Tres días después un tipo con apariencia de guardia de centro nocturno acompañado de una patrulla te echaron de tu casa. Apenas podías sostenerte. Solo sentiste que te arrastraron, pero no hubo dolor en tu piel lacerada. Cuando abriste los ojos tu cabeza colgaba de una banqueta hacia el asfalto. Era de madrugada y el frio menguaba a medida en la que te acercabas a la alcantarilla. Así descubriste que inhalar el vapor del drenaje también te producía un letargo que adormilaba las heridas y el hambre. Por algunos días te alimentaste con los restos de comida que la gente tiraba en los botes de basura. Pensaste en ir a buscar a tus amigos de la vecindad de la calle Clavel, pero cuando llegaste te diste cuenta que ya no vivía allí ninguna de las personas que habías conocido. La mayoría de ellos habían buscado otro lugar dónde vivir luego de que a unas cuadras el colector del drenaje explotara y se corriera el rumor que en cuestión de días habría otra explosión debido a que el drenaje de la zona se había mezclado durante años con hidrocarburos. Pensaste en volver a vender periódicos pero nadie te quiso prestar algo de dinero para empezar a trabajar. Desde esa noche decidiste que cualquier calle alrededor de la Central sería buena para vivir.
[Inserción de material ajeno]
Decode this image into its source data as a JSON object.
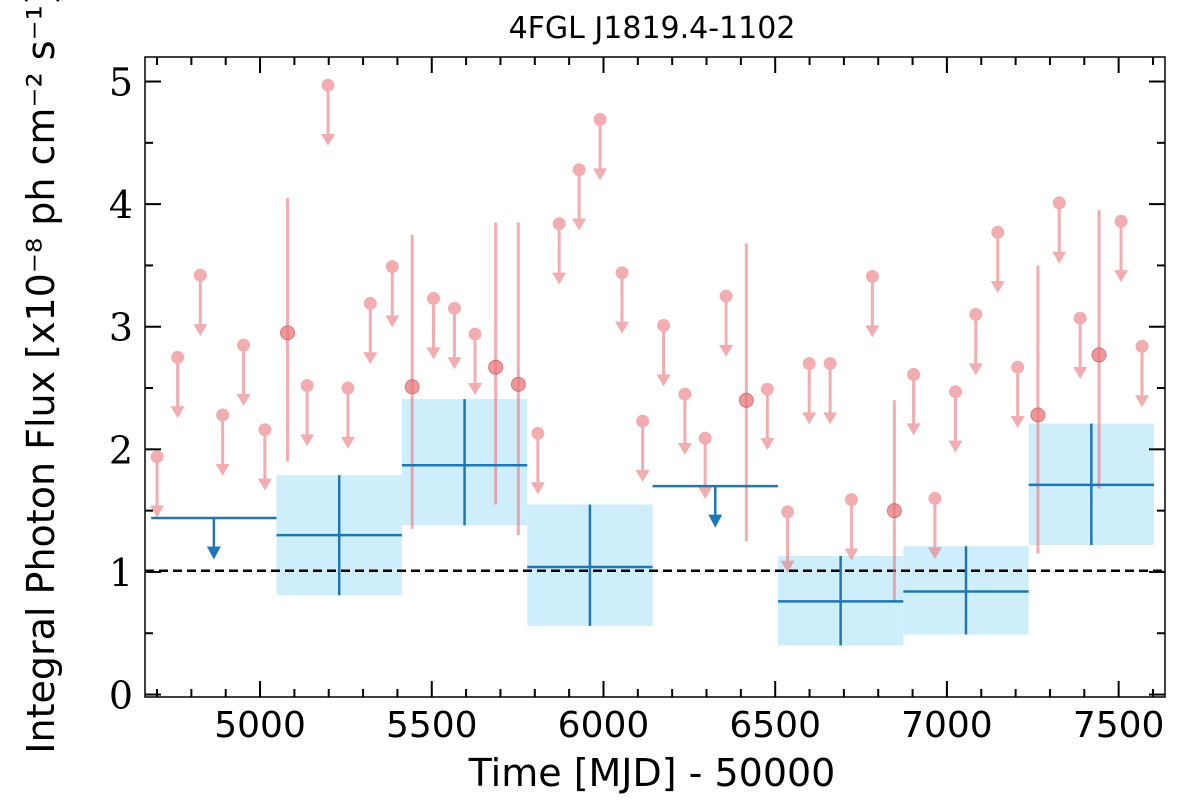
{
  "chart_data": {
    "type": "scatter",
    "title": "4FGL J1819.4-1102",
    "xlabel": "Time [MJD] - 50000",
    "ylabel": "Integral Photon Flux [x10⁻⁸ ph cm⁻² s⁻¹]",
    "xlim": [
      4665,
      7635
    ],
    "ylim": [
      -0.02,
      5.2
    ],
    "x_ticks": [
      5000,
      5500,
      6000,
      6500,
      7000,
      7500
    ],
    "y_ticks": [
      0,
      1,
      2,
      3,
      4,
      5
    ],
    "reference_line": {
      "y": 1.01,
      "style": "dashed",
      "color": "#000000"
    },
    "colors": {
      "fine_bins": "#e8787c",
      "coarse_bins": "#1f77b4",
      "coarse_band": "#cfeefc"
    },
    "series": [
      {
        "label": "",
        "bin_width_days": 60,
        "detections": [
          {
            "x": 5080,
            "y": 2.95,
            "ylo": 1.9,
            "yhi": 4.05
          },
          {
            "x": 5443,
            "y": 2.51,
            "ylo": 1.35,
            "yhi": 3.75
          },
          {
            "x": 5686,
            "y": 2.67,
            "ylo": 1.55,
            "yhi": 3.85
          },
          {
            "x": 5752,
            "y": 2.53,
            "ylo": 1.3,
            "yhi": 3.85
          },
          {
            "x": 6416,
            "y": 2.4,
            "ylo": 1.25,
            "yhi": 3.68
          },
          {
            "x": 6847,
            "y": 1.5,
            "ylo": 0.75,
            "yhi": 2.4
          },
          {
            "x": 7265,
            "y": 2.28,
            "ylo": 1.15,
            "yhi": 3.5
          },
          {
            "x": 7443,
            "y": 2.77,
            "ylo": 1.68,
            "yhi": 3.95
          }
        ],
        "upper_limits": [
          {
            "x": 4700,
            "y": 1.94
          },
          {
            "x": 4760,
            "y": 2.75
          },
          {
            "x": 4826,
            "y": 3.42
          },
          {
            "x": 4891,
            "y": 2.28
          },
          {
            "x": 4952,
            "y": 2.85
          },
          {
            "x": 5014,
            "y": 2.16
          },
          {
            "x": 5137,
            "y": 2.52
          },
          {
            "x": 5198,
            "y": 4.97
          },
          {
            "x": 5256,
            "y": 2.5
          },
          {
            "x": 5321,
            "y": 3.19
          },
          {
            "x": 5385,
            "y": 3.49
          },
          {
            "x": 5505,
            "y": 3.23
          },
          {
            "x": 5566,
            "y": 3.15
          },
          {
            "x": 5626,
            "y": 2.94
          },
          {
            "x": 5809,
            "y": 2.13
          },
          {
            "x": 5871,
            "y": 3.84
          },
          {
            "x": 5929,
            "y": 4.28
          },
          {
            "x": 5990,
            "y": 4.69
          },
          {
            "x": 6054,
            "y": 3.44
          },
          {
            "x": 6114,
            "y": 2.23
          },
          {
            "x": 6175,
            "y": 3.01
          },
          {
            "x": 6237,
            "y": 2.45
          },
          {
            "x": 6296,
            "y": 2.09
          },
          {
            "x": 6357,
            "y": 3.25
          },
          {
            "x": 6477,
            "y": 2.49
          },
          {
            "x": 6536,
            "y": 1.49
          },
          {
            "x": 6599,
            "y": 2.7
          },
          {
            "x": 6660,
            "y": 2.7
          },
          {
            "x": 6722,
            "y": 1.59
          },
          {
            "x": 6783,
            "y": 3.41
          },
          {
            "x": 6903,
            "y": 2.61
          },
          {
            "x": 6965,
            "y": 1.6
          },
          {
            "x": 7025,
            "y": 2.47
          },
          {
            "x": 7084,
            "y": 3.1
          },
          {
            "x": 7148,
            "y": 3.77
          },
          {
            "x": 7206,
            "y": 2.67
          },
          {
            "x": 7327,
            "y": 4.01
          },
          {
            "x": 7388,
            "y": 3.07
          },
          {
            "x": 7507,
            "y": 3.86
          },
          {
            "x": 7568,
            "y": 2.84
          }
        ]
      },
      {
        "label": "",
        "bin_width_days": 365,
        "detections": [
          {
            "x0": 5048,
            "x1": 5413,
            "y": 1.3,
            "ylo": 0.81,
            "yhi": 1.79
          },
          {
            "x0": 5413,
            "x1": 5778,
            "y": 1.87,
            "ylo": 1.38,
            "yhi": 2.41
          },
          {
            "x0": 5778,
            "x1": 6143,
            "y": 1.04,
            "ylo": 0.56,
            "yhi": 1.55
          },
          {
            "x0": 6508,
            "x1": 6873,
            "y": 0.76,
            "ylo": 0.4,
            "yhi": 1.13
          },
          {
            "x0": 6873,
            "x1": 7238,
            "y": 0.84,
            "ylo": 0.49,
            "yhi": 1.21
          },
          {
            "x0": 7238,
            "x1": 7603,
            "y": 1.71,
            "ylo": 1.22,
            "yhi": 2.21
          }
        ],
        "upper_limits": [
          {
            "x0": 4683,
            "x1": 5048,
            "y": 1.44
          },
          {
            "x0": 6143,
            "x1": 6508,
            "y": 1.7
          }
        ]
      }
    ]
  }
}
Escuchas el sonido del reloj de la iglesia de Mexicaltzingo. Son las cinco de la mañana y no lograste conciliar
el sueño. Llevas la botella de Tonayan hacia tu boca pero apenas caen unas gotas sobre tu lengua. Por suerte tienes monedas suficientes para comprar otra botella. Retiras tu cama de cartones para que los que limpian el banco no la hagan de tos y volver a la suite cuantas veces quieras. Mientras devuelves los cartones ves pasar a un travesti que se acomoda el busto frente a un auto que espera que el semáforo cambie a luz verde y piensas que la ciudad es parecida a una puta que te enseña las piernas abiertas si le enseñas los billetes, aunque te falte verga.